Your first 30 days in a new home: the calm checklist
The keys are yours. Before the furniture and the paint, there's a short, calm sequence that saves you money and headaches later.
Day one: safety and shut-offs
Before anything else: change or rekey the exterior locks — you don't know who has a copy. Then physically locate three things and label each: the water main shut-off, the electrical breaker panel, and the gas shut-off if you have gas. In a leak or emergency, knowing where these are can save you thousands.
Week one: test and locate
Test every smoke and carbon-monoxide alarm and replace the batteries. Walk the breaker panel and label which breaker controls each room. Find the individual shut-off valves under sinks and behind toilets. Note your HVAC filter size so you can order the right one.
By the end of month one
Deep-clean while the house is empty — it's never this easy again. Change the HVAC filter. Find the water heater, learn its age, and flush it if it's overdue. Start a simple maintenance calendar, and put every manual and warranty in one folder you'll actually find later.
Common questions
What should I do first when I move into a new house?

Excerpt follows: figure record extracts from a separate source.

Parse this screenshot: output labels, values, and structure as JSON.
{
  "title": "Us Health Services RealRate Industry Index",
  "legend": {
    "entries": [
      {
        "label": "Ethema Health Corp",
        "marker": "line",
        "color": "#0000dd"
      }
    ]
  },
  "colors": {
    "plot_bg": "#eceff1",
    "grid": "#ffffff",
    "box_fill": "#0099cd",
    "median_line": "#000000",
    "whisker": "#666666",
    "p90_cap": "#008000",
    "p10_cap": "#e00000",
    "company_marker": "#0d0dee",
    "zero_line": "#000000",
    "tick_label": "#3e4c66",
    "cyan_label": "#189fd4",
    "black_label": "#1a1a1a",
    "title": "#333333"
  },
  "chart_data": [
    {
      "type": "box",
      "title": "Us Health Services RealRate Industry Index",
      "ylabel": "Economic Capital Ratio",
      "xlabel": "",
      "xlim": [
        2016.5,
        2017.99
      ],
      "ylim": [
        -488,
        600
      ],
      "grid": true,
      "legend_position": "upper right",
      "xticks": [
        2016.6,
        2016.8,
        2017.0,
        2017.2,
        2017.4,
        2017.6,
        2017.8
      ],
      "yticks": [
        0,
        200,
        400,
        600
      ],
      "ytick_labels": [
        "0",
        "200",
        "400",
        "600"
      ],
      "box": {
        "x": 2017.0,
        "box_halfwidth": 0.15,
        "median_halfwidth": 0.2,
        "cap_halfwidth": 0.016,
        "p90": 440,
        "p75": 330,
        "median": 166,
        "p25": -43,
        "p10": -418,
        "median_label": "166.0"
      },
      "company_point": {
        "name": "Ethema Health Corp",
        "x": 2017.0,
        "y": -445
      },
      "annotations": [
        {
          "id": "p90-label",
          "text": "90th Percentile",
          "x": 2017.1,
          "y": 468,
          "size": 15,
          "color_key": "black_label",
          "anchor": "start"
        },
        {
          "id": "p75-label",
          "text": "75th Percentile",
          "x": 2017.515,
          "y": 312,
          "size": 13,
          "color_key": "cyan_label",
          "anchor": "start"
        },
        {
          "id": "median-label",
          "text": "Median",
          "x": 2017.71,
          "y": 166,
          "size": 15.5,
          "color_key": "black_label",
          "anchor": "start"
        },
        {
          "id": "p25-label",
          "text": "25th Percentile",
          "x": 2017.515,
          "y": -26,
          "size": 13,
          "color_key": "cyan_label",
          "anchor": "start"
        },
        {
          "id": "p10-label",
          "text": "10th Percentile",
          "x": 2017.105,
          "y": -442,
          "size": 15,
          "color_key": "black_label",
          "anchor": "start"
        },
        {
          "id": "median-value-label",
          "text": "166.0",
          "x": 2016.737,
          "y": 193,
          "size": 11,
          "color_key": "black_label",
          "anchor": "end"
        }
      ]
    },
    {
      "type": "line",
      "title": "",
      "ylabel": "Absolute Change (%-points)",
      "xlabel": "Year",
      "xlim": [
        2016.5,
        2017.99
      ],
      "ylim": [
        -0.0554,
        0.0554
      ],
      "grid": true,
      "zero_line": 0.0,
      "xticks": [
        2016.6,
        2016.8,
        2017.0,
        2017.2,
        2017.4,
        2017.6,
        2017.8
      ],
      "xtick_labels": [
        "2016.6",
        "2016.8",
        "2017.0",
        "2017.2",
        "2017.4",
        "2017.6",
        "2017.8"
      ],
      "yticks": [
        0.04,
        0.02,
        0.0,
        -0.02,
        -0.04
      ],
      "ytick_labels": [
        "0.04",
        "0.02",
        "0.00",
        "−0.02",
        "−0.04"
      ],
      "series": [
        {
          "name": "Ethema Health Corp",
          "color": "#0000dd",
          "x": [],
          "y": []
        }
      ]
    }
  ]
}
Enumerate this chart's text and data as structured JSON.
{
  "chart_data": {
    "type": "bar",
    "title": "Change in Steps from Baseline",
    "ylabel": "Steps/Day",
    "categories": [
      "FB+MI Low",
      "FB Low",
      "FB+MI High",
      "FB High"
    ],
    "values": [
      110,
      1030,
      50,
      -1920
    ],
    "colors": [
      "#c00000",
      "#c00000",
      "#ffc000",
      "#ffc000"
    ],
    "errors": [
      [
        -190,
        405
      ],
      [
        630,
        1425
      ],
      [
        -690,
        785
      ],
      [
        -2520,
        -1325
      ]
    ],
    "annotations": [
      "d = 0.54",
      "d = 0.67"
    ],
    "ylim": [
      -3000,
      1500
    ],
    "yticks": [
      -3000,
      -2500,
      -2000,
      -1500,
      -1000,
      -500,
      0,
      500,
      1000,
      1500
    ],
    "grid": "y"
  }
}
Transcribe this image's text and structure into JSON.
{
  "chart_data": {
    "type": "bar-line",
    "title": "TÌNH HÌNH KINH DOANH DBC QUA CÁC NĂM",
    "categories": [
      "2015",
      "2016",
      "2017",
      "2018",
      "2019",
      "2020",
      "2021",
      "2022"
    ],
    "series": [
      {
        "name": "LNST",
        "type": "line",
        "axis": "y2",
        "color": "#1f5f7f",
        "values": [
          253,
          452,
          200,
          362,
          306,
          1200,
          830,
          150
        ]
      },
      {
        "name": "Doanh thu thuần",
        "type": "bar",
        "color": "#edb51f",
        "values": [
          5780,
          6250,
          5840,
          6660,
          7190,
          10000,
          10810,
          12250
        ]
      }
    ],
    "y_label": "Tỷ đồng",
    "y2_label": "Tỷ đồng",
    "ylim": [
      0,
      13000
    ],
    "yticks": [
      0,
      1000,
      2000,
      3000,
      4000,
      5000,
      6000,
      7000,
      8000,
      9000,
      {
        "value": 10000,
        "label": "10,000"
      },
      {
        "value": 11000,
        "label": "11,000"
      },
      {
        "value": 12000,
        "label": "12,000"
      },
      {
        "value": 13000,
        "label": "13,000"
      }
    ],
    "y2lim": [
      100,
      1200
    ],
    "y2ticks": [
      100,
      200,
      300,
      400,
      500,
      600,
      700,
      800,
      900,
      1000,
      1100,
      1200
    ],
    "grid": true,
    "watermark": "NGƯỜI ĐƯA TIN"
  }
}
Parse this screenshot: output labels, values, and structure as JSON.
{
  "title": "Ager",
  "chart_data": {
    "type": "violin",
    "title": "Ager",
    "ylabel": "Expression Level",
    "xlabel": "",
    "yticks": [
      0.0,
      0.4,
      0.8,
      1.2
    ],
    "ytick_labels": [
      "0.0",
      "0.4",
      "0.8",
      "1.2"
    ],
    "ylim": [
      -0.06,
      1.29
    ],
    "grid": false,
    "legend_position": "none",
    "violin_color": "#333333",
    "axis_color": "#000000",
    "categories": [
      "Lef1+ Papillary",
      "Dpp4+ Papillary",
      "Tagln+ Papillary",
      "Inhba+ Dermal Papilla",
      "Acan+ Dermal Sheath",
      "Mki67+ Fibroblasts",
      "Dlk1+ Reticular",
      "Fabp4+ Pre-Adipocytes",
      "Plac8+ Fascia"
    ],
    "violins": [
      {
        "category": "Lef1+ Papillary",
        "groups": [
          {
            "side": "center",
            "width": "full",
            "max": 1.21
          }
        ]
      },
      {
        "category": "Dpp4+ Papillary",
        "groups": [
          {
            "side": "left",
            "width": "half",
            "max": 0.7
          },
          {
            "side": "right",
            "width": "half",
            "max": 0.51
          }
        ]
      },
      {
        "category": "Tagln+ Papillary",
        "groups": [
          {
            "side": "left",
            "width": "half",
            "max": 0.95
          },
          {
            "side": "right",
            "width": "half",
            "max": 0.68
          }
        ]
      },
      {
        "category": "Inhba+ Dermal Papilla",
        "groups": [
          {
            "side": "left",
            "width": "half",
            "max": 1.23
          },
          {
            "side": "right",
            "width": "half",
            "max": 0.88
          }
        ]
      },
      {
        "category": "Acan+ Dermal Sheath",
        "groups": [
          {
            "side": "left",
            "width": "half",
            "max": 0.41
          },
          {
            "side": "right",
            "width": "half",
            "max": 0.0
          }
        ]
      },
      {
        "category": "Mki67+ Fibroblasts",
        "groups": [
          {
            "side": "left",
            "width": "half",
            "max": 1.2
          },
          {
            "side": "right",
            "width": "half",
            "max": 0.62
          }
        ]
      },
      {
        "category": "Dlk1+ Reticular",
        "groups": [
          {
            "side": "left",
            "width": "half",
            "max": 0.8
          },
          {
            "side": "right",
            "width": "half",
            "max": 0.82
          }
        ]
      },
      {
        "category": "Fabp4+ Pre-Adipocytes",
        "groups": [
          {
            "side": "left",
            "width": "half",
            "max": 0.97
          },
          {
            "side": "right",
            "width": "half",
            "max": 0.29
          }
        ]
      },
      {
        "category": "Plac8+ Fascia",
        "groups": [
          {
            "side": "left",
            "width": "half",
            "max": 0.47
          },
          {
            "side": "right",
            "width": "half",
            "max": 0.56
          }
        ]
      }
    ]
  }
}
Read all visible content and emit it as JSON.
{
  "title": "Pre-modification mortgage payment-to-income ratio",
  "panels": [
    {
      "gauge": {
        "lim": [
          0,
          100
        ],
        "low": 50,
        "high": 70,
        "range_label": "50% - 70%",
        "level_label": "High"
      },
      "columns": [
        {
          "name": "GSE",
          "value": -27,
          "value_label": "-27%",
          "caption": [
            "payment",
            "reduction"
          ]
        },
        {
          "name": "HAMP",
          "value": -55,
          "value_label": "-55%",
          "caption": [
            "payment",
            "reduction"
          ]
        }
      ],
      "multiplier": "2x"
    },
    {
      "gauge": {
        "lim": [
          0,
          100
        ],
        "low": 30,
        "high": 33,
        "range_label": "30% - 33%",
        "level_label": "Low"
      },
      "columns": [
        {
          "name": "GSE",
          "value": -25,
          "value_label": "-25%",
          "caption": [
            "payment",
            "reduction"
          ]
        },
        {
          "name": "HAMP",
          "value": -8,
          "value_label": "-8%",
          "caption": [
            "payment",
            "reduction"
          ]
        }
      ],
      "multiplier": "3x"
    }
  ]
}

Change the locks and locate the water main shut-off, the breaker panel, and the gas shut-off. Safety and shut-offs come before anything cosmetic.
Should I deep-clean before or after moving furniture in?
Before. An empty house is the only time you'll easily reach the floors, the insides of cabinets, and the corners — do it on day one if you can.
What's the most common first-month mistake?
Starting with paint and décor before the safety-and-systems checklist. Cosmetic changes are easy to undo; a missed leak or a dead CO alarm is not.